I took off the side covers and looked for a kick start. I found nothing resembling a kick start. At this point I am getting tight in terms of making it to the appointment. I replaced the side covers and tried one more time. Nothing. I checked my front light. Nothing. Great. The battery was dead.
I decided to try pop-starting it using my downhill driveway. It was faster than getting out jumper cables. I made it halfway down my street, with the engine sputtering and burping before it died. I pushed it back home and tried again with a similar result. I moved onto jumper cables, fully sure that I was going to now be at least ten minutes late. Maggie fired right up and ran smoothly...until I unhooked the cables and after 30 seconds, she coughed and died. Same deal the next time I jumped her.
Finally, I had to call Marshall's and reschedule my appointment until 4:00 that afternoon. I hooked her up to a battery charger and on my way I went to go run with Katie.
When I returned, I waited until 3:30 and tried again. Sure enough, she fired right up and ran smoothly. I was afraid that if she stalled that I wouldn't have enough battery for another start, so I put the choke on full and ran inside to change my clothes. That was a bad idea.
When I get back outside, I turn to the side of the house and see smoke. As I come upon my bike, their is smoke POURING from both sides of it. It only took me four or five minutes, but I guess letting it idle high for that long is a bad idea. I immediately shut her down and off come the seats and side covers, once again. I use one as a fan to dissipate the smoke. After a few minutes, and the smoke is gone, I try again, because how can you possibly call it quits when you have put this much time in. She fires right up and I notice that her temperature gauge indicates she is plenty warm. I head off to Marshall's without another problem.
After getting my bike inspected ($20) and ordering a new front tire ($60) because the old once was scalloped a bit, Dan told me that there was a good chance I had a bad battery or potentially worse, a bad recharging system and to keep and eye on it.
The following day, my manual came from the Motorcycle Safety Foundation.
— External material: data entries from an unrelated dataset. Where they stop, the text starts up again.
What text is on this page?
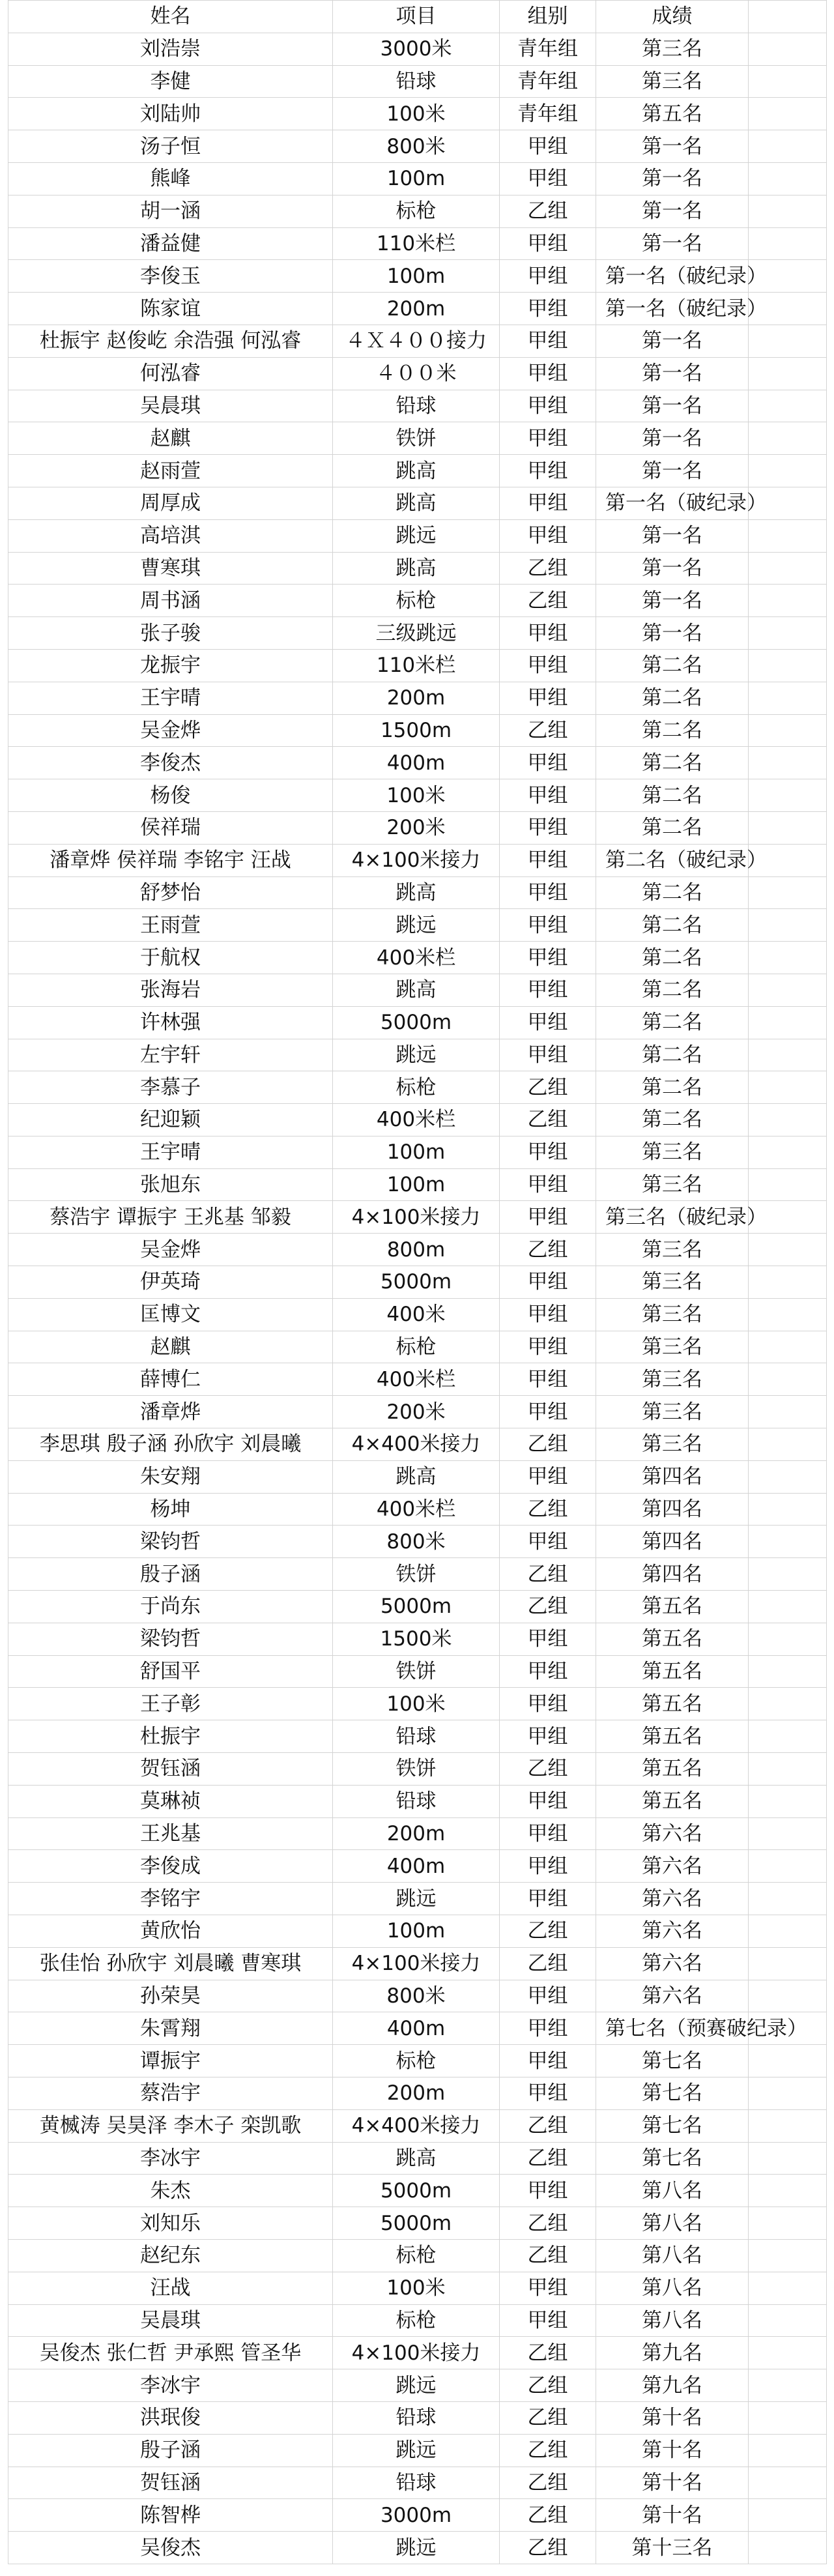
姓名	项目	组别	成绩	
刘浩崇	3000米	青年组	第三名	
李健	铅球	青年组	第三名	
刘陆帅	100米	青年组	第五名	
汤子恒	800米	甲组	第一名	
熊峰	100m	甲组	第一名	
胡一涵	标枪	乙组	第一名	
潘益健	110米栏	甲组	第一名	
李俊玉	100m	甲组	第一名（破纪录）	
陈家谊	200m	甲组	第一名（破纪录）	
杜振宇 赵俊屹 余浩强 何泓睿	４Ｘ４００接力	甲组	第一名	
何泓睿	４００米	甲组	第一名	
吴晨琪	铅球	甲组	第一名	
赵麒	铁饼	甲组	第一名	
赵雨萱	跳高	甲组	第一名	
周厚成	跳高	甲组	第一名（破纪录）	
高培淇	跳远	甲组	第一名	
曹寒琪	跳高	乙组	第一名	
周书涵	标枪	乙组	第一名	
张子骏	三级跳远	甲组	第一名	
龙振宇	110米栏	甲组	第二名	
王宇晴	200m	甲组	第二名	
吴金烨	1500m	乙组	第二名	
李俊杰	400m	甲组	第二名	
杨俊	100米	甲组	第二名	
侯祥瑞	200米	甲组	第二名	
潘章烨 侯祥瑞 李铭宇 汪战	4×100米接力	甲组	第二名（破纪录）	
舒梦怡	跳高	甲组	第二名	
王雨萱	跳远	甲组	第二名	
于航权	400米栏	甲组	第二名	
张海岩	跳高	甲组	第二名	
许林强	5000m	甲组	第二名	
左宇轩	跳远	甲组	第二名	
李慕子	标枪	乙组	第二名	
纪迎颖	400米栏	乙组	第二名	
王宇晴	100m	甲组	第三名	
张旭东	100m	甲组	第三名	
蔡浩宇 谭振宇 王兆基 邹毅	4×100米接力	甲组	第三名（破纪录）	
吴金烨	800m	乙组	第三名	
伊英琦	5000m	甲组	第三名	
匡博文	400米	甲组	第三名	
赵麒	标枪	甲组	第三名	
薛博仁	400米栏	甲组	第三名	
潘章烨	200米	甲组	第三名	
李思琪 殷子涵 孙欣宇 刘晨曦	4×400米接力	乙组	第三名	
朱安翔	跳高	甲组	第四名	
杨坤	400米栏	乙组	第四名	
梁钧哲	800米	甲组	第四名	
殷子涵	铁饼	乙组	第四名	
于尚东	5000m	乙组	第五名	
梁钧哲	1500米	甲组	第五名	
舒国平	铁饼	甲组	第五名	
王子彰	100米	甲组	第五名	
杜振宇	铅球	甲组	第五名	
贺钰涵	铁饼	乙组	第五名	
莫琳祯	铅球	甲组	第五名	
王兆基	200m	甲组	第六名	
李俊成	400m	甲组	第六名	
李铭宇	跳远	甲组	第六名	
黄欣怡	100m	乙组	第六名	
张佳怡 孙欣宇 刘晨曦 曹寒琪	4×100米接力	乙组	第六名	
孙荣昊	800米	甲组	第六名	
朱霄翔	400m	甲组	第七名（预赛破纪录）	
谭振宇	标枪	甲组	第七名	
蔡浩宇	200m	甲组	第七名	
黄楲涛 吴昊泽 李木子 栾凯歌	4×400米接力	乙组	第七名	
李冰宇	跳高	乙组	第七名	
朱杰	5000m	甲组	第八名	
刘知乐	5000m	乙组	第八名	
赵纪东	标枪	乙组	第八名	
汪战	100米	甲组	第八名	
吴晨琪	标枪	甲组	第八名	
吴俊杰 张仁哲 尹承熙 管圣华	4×100米接力	乙组	第九名	
李冰宇	跳远	乙组	第九名	
洪珉俊	铅球	乙组	第十名	
殷子涵	跳远	乙组	第十名	
贺钰涵	铅球	乙组	第十名	
陈智桦	3000m	乙组	第十名	
吴俊杰	跳远	乙组	第十三名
I immediately read it cover to cover. Come to find out that there are two lock positions on many motorcycles. One just locks it. The other, in case you are on the side of the road at night, leaves your license plate light on for easier spotting by other vehicles. The night before my inspection, I locked the handle bars before I took the key out. Guess which locking position I unknowingly used? Riiiight.